Prove by induction that for all positive integer values of $n$:

$$1 + (1 + 2) + (1 + 2 + 3) + \ldots + (1 + 2 + 3 + \ldots + n) = \frac{n(n + 1)(n + 2)}{6}$$

Please help with this proof by mathematical induction.

Answer 1

If you prove the hockey-stick identity by induction, the desired result is a corollary:$$\sum_{j=1}^n\sum_{k=1}^jj=\sum_{j=1}^n\binom{j+1}{2}=\binom{n+2}{3}=\frac{n(n+1)(n+2)}{6}.$$

Answer 2

If the $n$-th term is $a_n$, then $$ a_{n+1}=a_n+(1+2+\dots+n+(n+1))=a_n+\frac{(n+1)(n+2)}{2} $$ By the induction hypothesis, $$ a_{n+1}=\frac{n(n+1)(n+2)}{6}+\frac{(n+1)(n+2)}{2} $$ I guess you can finish.

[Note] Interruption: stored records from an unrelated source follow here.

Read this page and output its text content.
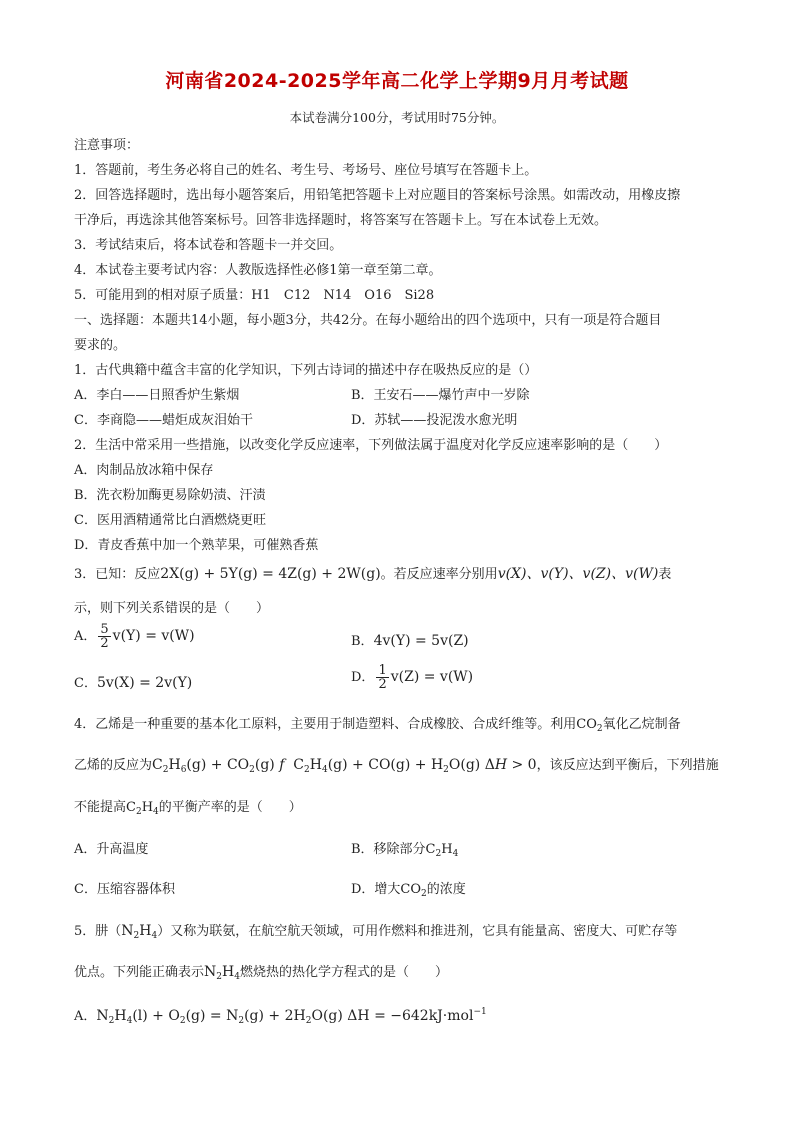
河南省2024-2025学年高二化学上学期9月月考试题
本试卷满分100分，考试用时75分钟。
注意事项：
1．答题前，考生务必将自己的姓名、考生号、考场号、座位号填写在答题卡上。
2．回答选择题时，选出每小题答案后，用铅笔把答题卡上对应题目的答案标号涂黑。如需改动，用橡皮擦
干净后，再选涂其他答案标号。回答非选择题时，将答案写在答题卡上。写在本试卷上无效。
3．考试结束后，将本试卷和答题卡一并交回。
4．本试卷主要考试内容：人教版选择性必修1第一章至第二章。
5．可能用到的相对原子质量：H1　C12　N14　O16　Si28
一、选择题：本题共14小题，每小题3分，共42分。在每小题给出的四个选项中，只有一项是符合题目
要求的。
1．古代典籍中蕴含丰富的化学知识，下列古诗词的描述中存在吸热反应的是（）
A．李白——日照香炉生紫烟	B．王安石——爆竹声中一岁除
C．李商隐——蜡炬成灰泪始干	D．苏轼——投泥泼水愈光明
2．生活中常采用一些措施，以改变化学反应速率，下列做法属于温度对化学反应速率影响的是（　　）
A．肉制品放冰箱中保存
B．洗衣粉加酶更易除奶渍、汗渍
C．医用酒精通常比白酒燃烧更旺
D．青皮香蕉中加一个熟苹果，可催熟香蕉
3．已知：反应2X(g) + 5Y(g) = 4Z(g) + 2W(g)。若反应速率分别用v(X)、v(Y)、v(Z)、v(W)表
示，则下列关系错误的是（　　）
A． $\frac{5}{2} v(Y) = v(W)$	B．4v(Y) = 5v(Z)
C．5v(X) = 2v(Y)	D． $\frac{1}{2} v(Z) = v(W)$
4．乙烯是一种重要的基本化工原料，主要用于制造塑料、合成橡胶、合成纤维等。利用$CO_2$氧化乙烷制备
乙烯的反应为$C_2H_6(g) + CO_2(g)$ f  $C_2H_4(g) + CO(g) + H_2O(g) \Delta H > 0$，该反应达到平衡后，下列措施
不能提高$C_2H_4$的平衡产率的是（　　）
A．升高温度	B．移除部分$C_2H_4$
C．压缩容器体积	D．增大$CO_2$的浓度
5．肼$(N_2H_4)$又称为联氨，在航空航天领域，可用作燃料和推进剂，它具有能量高、密度大、可贮存等
优点。下列能正确表示$N_2H_4$燃烧热的热化学方程式的是（　　）
A．$N_2H_4(l) + O_2(g) = N_2(g) + 2H_2O(g) \Delta H = -642kJ\cdot mol^{-1}$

Of course you need to know that $$ 1+2+\dots+n=\frac{n(n+1)}{2} $$ which you can prove by induction as well.

Answer 3

HINT.- From the given formula $$1 + (1 + 2) + (1 + 2 + 3) + \ldots + (1 + 2 + 3 + \ldots + n) = \frac{n(n + 1)(n + 2)}{6}$$ you have $\dfrac{(n-1)n(n+1)}{6}+(1+2+3+\cdots+n)$ so you can apply induction verifiant that $$\dfrac{(n-1)n(n+1)}{6}+\frac{n(n+1)}{2}$$ is equal to $\dfrac{n(n + 1)(n + 2)}{6}$ (obviously you have used the quite known formula for the sum of the first $n$ natural integers.